Research by Thomson Reuters revealed the average length of prison sentences for offenders convicted of money laundering has risen 32 per cent in the past decade, from a term of 20.5 months in December 2008.
It follows the advent of tougher sentencing guidelines in 2014, which gave prosecutors more flexibility to argue for longer sentences for offenders convicted of money laundering and bribery.
Charles Thomson, partner at Baker McKenzie, said: “The new sentencing guidelines have opened the door for prosecutors to demand even longer sentences for the UK’s money launderers.
“It seems as though judges are more willing than ever to accept prosecutions’ cases that money-laundering offences deserve some of the harshest punishments available.”
The UK government estimates that fraud costs individuals £6.8bn a year — about £255 per household. Money-laundering offences carry a sentence of up to 14 years in prison or a large fine, under the Proceeds of Crime Act 2002.
In 2014 the Sentencing Council, an independent body designed to promote consistency in sentencing across the UK, introduced new guidelines which specifically addressed money laundering and bribery for the first time and targeted corporations as well as individuals.
The new sentencing guidelines for bribery, fraud and money laundering introduced a new emphasis on the vulnerability of victims too, recommending harsher punishment for crimes where the financial loss was relatively small but the impact on the victim high.
The definition of harm was also broadened to take into account factors such as distress and inconvenience as well as physical harm and monetary loss.
The UK government has pledged to crack down on the estimated £90bn tide of “dirty money” flowing into London, through the use of new powers such as unexplained wealth orders and account freezing orders.
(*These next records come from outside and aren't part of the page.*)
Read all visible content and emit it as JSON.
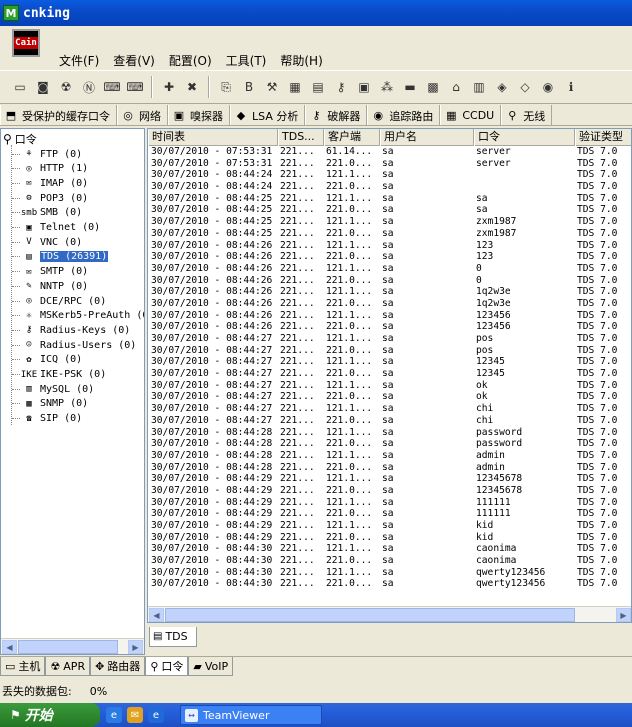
{
  "window": {
    "title": "cnking",
    "icon_letter": "M",
    "logo_text": "Cain"
  },
  "menu": [
    {
      "label": "文件(F)"
    },
    {
      "label": "查看(V)"
    },
    {
      "label": "配置(O)"
    },
    {
      "label": "工具(T)"
    },
    {
      "label": "帮助(H)"
    }
  ],
  "toolbar": [
    {
      "icon": "folder-icon",
      "glyph": "▭"
    },
    {
      "icon": "capture-icon",
      "glyph": "◙"
    },
    {
      "icon": "radiation-icon",
      "glyph": "☢"
    },
    {
      "icon": "ntlm-auth-icon",
      "glyph": "Ⓝ"
    },
    {
      "icon": "chall-spoof-reset-icon",
      "glyph": "⌨"
    },
    {
      "icon": "chall-spoof-ntlm-icon",
      "glyph": "⌨"
    },
    {
      "sep": true
    },
    {
      "icon": "add-icon",
      "glyph": "✚"
    },
    {
      "icon": "remove-icon",
      "glyph": "✖"
    },
    {
      "sep": true
    },
    {
      "icon": "decode-icon",
      "glyph": "⎘"
    },
    {
      "icon": "base64-icon",
      "glyph": "B"
    },
    {
      "icon": "tool-icon",
      "glyph": "⚒"
    },
    {
      "icon": "ntlm-icon",
      "glyph": "▦"
    },
    {
      "icon": "mpp-icon",
      "glyph": "▤"
    },
    {
      "icon": "key-icon",
      "glyph": "⚷"
    },
    {
      "icon": "cert-icon",
      "glyph": "▣"
    },
    {
      "icon": "password-icon",
      "glyph": "⁂"
    },
    {
      "icon": "monitor-icon",
      "glyph": "▬"
    },
    {
      "icon": "grid-icon",
      "glyph": "▩"
    },
    {
      "icon": "house-icon",
      "glyph": "⌂"
    },
    {
      "icon": "network-icon",
      "glyph": "▥"
    },
    {
      "icon": "chip-icon",
      "glyph": "◈"
    },
    {
      "icon": "sign-icon",
      "glyph": "◇"
    },
    {
      "icon": "lock-icon",
      "glyph": "◉"
    },
    {
      "icon": "info-icon",
      "glyph": "ℹ"
    }
  ],
  "tabs": [
    {
      "label": "受保护的缓存口令",
      "icon": "cache-icon",
      "glyph": "⬒"
    },
    {
      "label": "网络",
      "icon": "network-icon",
      "glyph": "◎"
    },
    {
      "label": "嗅探器",
      "icon": "sniffer-icon",
      "glyph": "▣"
    },
    {
      "label": "LSA 分析",
      "icon": "lsa-icon",
      "glyph": "◆"
    },
    {
      "label": "破解器",
      "icon": "cracker-icon",
      "glyph": "⚷"
    },
    {
      "label": "追踪路由",
      "icon": "traceroute-icon",
      "glyph": "◉"
    },
    {
      "label": "CCDU",
      "icon": "ccdu-icon",
      "glyph": "▦"
    },
    {
      "label": "无线",
      "icon": "wireless-icon",
      "glyph": "⚲"
    }
  ],
  "tree": {
    "root": "口令",
    "items": [
      {
        "label": "FTP (0)",
        "icon": "ftp-icon",
        "glyph": "⚘"
      },
      {
        "label": "HTTP (1)",
        "icon": "http-icon",
        "glyph": "◎"
      },
      {
        "label": "IMAP (0)",
        "icon": "imap-icon",
        "glyph": "✉"
      },
      {
        "label": "POP3 (0)",
        "icon": "pop3-icon",
        "glyph": "⚙"
      },
      {
        "label": "SMB (0)",
        "icon": "smb-icon",
        "glyph": "smb"
      },
      {
        "label": "Telnet (0)",
        "icon": "telnet-icon",
        "glyph": "▣"
      },
      {
        "label": "VNC (0)",
        "icon": "vnc-icon",
        "glyph": "V"
      },
      {
        "label": "TDS (26391)",
        "icon": "tds-icon",
        "glyph": "▤",
        "selected": true
      },
      {
        "label": "SMTP (0)",
        "icon": "smtp-icon",
        "glyph": "✉"
      },
      {
        "label": "NNTP (0)",
        "icon": "nntp-icon",
        "glyph": "✎"
      },
      {
        "label": "DCE/RPC (0)",
        "icon": "dcerpc-icon",
        "glyph": "◎"
      },
      {
        "label": "MSKerb5-PreAuth (0)",
        "icon": "kerberos-icon",
        "glyph": "⚛"
      },
      {
        "label": "Radius-Keys (0)",
        "icon": "radius-keys-icon",
        "glyph": "⚷"
      },
      {
        "label": "Radius-Users (0)",
        "icon": "radius-users-icon",
        "glyph": "☺"
      },
      {
        "label": "ICQ (0)",
        "icon": "icq-icon",
        "glyph": "✿"
      },
      {
        "label": "IKE-PSK (0)",
        "icon": "ike-icon",
        "glyph": "IKE"
      },
      {
        "label": "MySQL (0)",
        "icon": "mysql-icon",
        "glyph": "▥"
      },
      {
        "label": "SNMP (0)",
        "icon": "snmp-icon",
        "glyph": "▦"
      },
      {
        "label": "SIP (0)",
        "icon": "sip-icon",
        "glyph": "☎"
      }
    ]
  },
  "grid": {
    "headers": [
      "时间表",
      "TDS...",
      "客户端",
      "用户名",
      "口令",
      "验证类型"
    ],
    "rows": [
      [
        "30/07/2010 - 07:53:31",
        "221...",
        "61.14...",
        "sa",
        "server",
        "TDS 7.0"
      ],
      [
        "30/07/2010 - 07:53:31",
        "221...",
        "221.0...",
        "sa",
        "server",
        "TDS 7.0"
      ],
      [
        "30/07/2010 - 08:44:24",
        "221...",
        "121.1...",
        "sa",
        "",
        "TDS 7.0"
      ],
      [
        "30/07/2010 - 08:44:24",
        "221...",
        "221.0...",
        "sa",
        "",
        "TDS 7.0"
      ],
      [
        "30/07/2010 - 08:44:25",
        "221...",
        "121.1...",
        "sa",
        "sa",
        "TDS 7.0"
      ],
      [
        "30/07/2010 - 08:44:25",
        "221...",
        "221.0...",
        "sa",
        "sa",
        "TDS 7.0"
      ],
      [
        "30/07/2010 - 08:44:25",
        "221...",
        "121.1...",
        "sa",
        "zxm1987",
        "TDS 7.0"
      ],
      [
        "30/07/2010 - 08:44:25",
        "221...",
        "221.0...",
        "sa",
        "zxm1987",
        "TDS 7.0"
      ],
      [
        "30/07/2010 - 08:44:26",
        "221...",
        "121.1...",
        "sa",
        "123",
        "TDS 7.0"
      ],
      [
        "30/07/2010 - 08:44:26",
        "221...",
        "221.0...",
        "sa",
        "123",
        "TDS 7.0"
      ],
      [
        "30/07/2010 - 08:44:26",
        "221...",
        "121.1...",
        "sa",
        "0",
        "TDS 7.0"
      ],
      [
        "30/07/2010 - 08:44:26",
        "221...",
        "221.0...",
        "sa",
        "0",
        "TDS 7.0"
      ],
      [
        "30/07/2010 - 08:44:26",
        "221...",
        "121.1...",
        "sa",
        "1q2w3e",
        "TDS 7.0"
      ],
      [
        "30/07/2010 - 08:44:26",
        "221...",
        "221.0...",
        "sa",
        "1q2w3e",
        "TDS 7.0"
      ],
      [
        "30/07/2010 - 08:44:26",
        "221...",
        "121.1...",
        "sa",
        "123456",
        "TDS 7.0"
      ],
      [
        "30/07/2010 - 08:44:26",
        "221...",
        "221.0...",
        "sa",
        "123456",
        "TDS 7.0"
      ],
      [
        "30/07/2010 - 08:44:27",
        "221...",
        "121.1...",
        "sa",
        "pos",
        "TDS 7.0"
      ],
      [
        "30/07/2010 - 08:44:27",
        "221...",
        "221.0...",
        "sa",
        "pos",
        "TDS 7.0"
      ],
      [
        "30/07/2010 - 08:44:27",
        "221...",
        "121.1...",
        "sa",
        "12345",
        "TDS 7.0"
      ],
      [
        "30/07/2010 - 08:44:27",
        "221...",
        "221.0...",
        "sa",
        "12345",
        "TDS 7.0"
      ],
      [
        "30/07/2010 - 08:44:27",
        "221...",
        "121.1...",
        "sa",
        "ok",
        "TDS 7.0"
      ],
      [
        "30/07/2010 - 08:44:27",
        "221...",
        "221.0...",
        "sa",
        "ok",
        "TDS 7.0"
      ],
      [
        "30/07/2010 - 08:44:27",
        "221...",
        "121.1...",
        "sa",
        "chi",
        "TDS 7.0"
      ],
      [
        "30/07/2010 - 08:44:27",
        "221...",
        "221.0...",
        "sa",
        "chi",
        "TDS 7.0"
      ],
      [
        "30/07/2010 - 08:44:28",
        "221...",
        "121.1...",
        "sa",
        "password",
        "TDS 7.0"
      ],
      [
        "30/07/2010 - 08:44:28",
        "221...",
        "221.0...",
        "sa",
        "password",
        "TDS 7.0"
      ],
      [
        "30/07/2010 - 08:44:28",
        "221...",
        "121.1...",
        "sa",
        "admin",
        "TDS 7.0"
      ],
      [
        "30/07/2010 - 08:44:28",
        "221...",
        "221.0...",
        "sa",
        "admin",
        "TDS 7.0"
      ],
      [
        "30/07/2010 - 08:44:29",
        "221...",
        "121.1...",
        "sa",
        "12345678",
        "TDS 7.0"
      ],
      [
        "30/07/2010 - 08:44:29",
        "221...",
        "221.0...",
        "sa",
        "12345678",
        "TDS 7.0"
      ],
      [
        "30/07/2010 - 08:44:29",
        "221...",
        "121.1...",
        "sa",
        "111111",
        "TDS 7.0"
      ],
      [
        "30/07/2010 - 08:44:29",
        "221...",
        "221.0...",
        "sa",
        "111111",
        "TDS 7.0"
      ],
      [
        "30/07/2010 - 08:44:29",
        "221...",
        "121.1...",
        "sa",
        "kid",
        "TDS 7.0"
      ],
      [
        "30/07/2010 - 08:44:29",
        "221...",
        "221.0...",
        "sa",
        "kid",
        "TDS 7.0"
      ],
      [
        "30/07/2010 - 08:44:30",
        "221...",
        "121.1...",
        "sa",
        "caonima",
        "TDS 7.0"
      ],
      [
        "30/07/2010 - 08:44:30",
        "221...",
        "221.0...",
        "sa",
        "caonima",
        "TDS 7.0"
      ],
      [
        "30/07/2010 - 08:44:30",
        "221...",
        "121.1...",
        "sa",
        "qwerty123456",
        "TDS 7.0"
      ],
      [
        "30/07/2010 - 08:44:30",
        "221...",
        "221.0...",
        "sa",
        "qwerty123456",
        "TDS 7.0"
      ]
    ]
  },
  "subtab": {
    "label": "TDS",
    "icon": "tds-icon"
  },
  "bottom_tabs": [
    {
      "label": "主机",
      "icon": "host-icon",
      "glyph": "▭"
    },
    {
      "label": "APR",
      "icon": "apr-icon",
      "glyph": "☢"
    },
    {
      "label": "路由器",
      "icon": "router-icon",
      "glyph": "✥"
    },
    {
      "label": "口令",
      "icon": "password-icon",
      "glyph": "⚲",
      "active": true
    },
    {
      "label": "VoIP",
      "icon": "voip-icon",
      "glyph": "▰"
    }
  ],
  "status": {
    "label": "丢失的数据包:",
    "value": "0%"
  },
  "taskbar": {
    "start_label": "开始",
    "quick_launch": [
      {
        "icon": "ie-icon",
        "glyph": "e",
        "color": "#2a7be4"
      },
      {
        "icon": "outlook-icon",
        "glyph": "✉",
        "color": "#e0a020"
      },
      {
        "icon": "ie2-icon",
        "glyph": "e",
        "color": "#1f6ad8"
      }
    ],
    "task_label": "TeamViewer"
  },
  "colors": {
    "title_blue": "#0a4bc8",
    "selection": "#316ac5",
    "start_green": "#2f8a2f"
  }
}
Unexplained wealth orders enable the National Crime Agency to force individuals with assets of more than £50,000 to explain how they can afford them if it appears their income is insufficient.
According to the Thomson Reuters report, fines are being issued less frequently as part of the money-laundering sentencing process.
Fines as a percentage of the total number of sentences issued for money-laundering offences have fallen over the past five years, from 13 per cent in 2013 to 7 per cent in 2018, according to Thomson Reuters.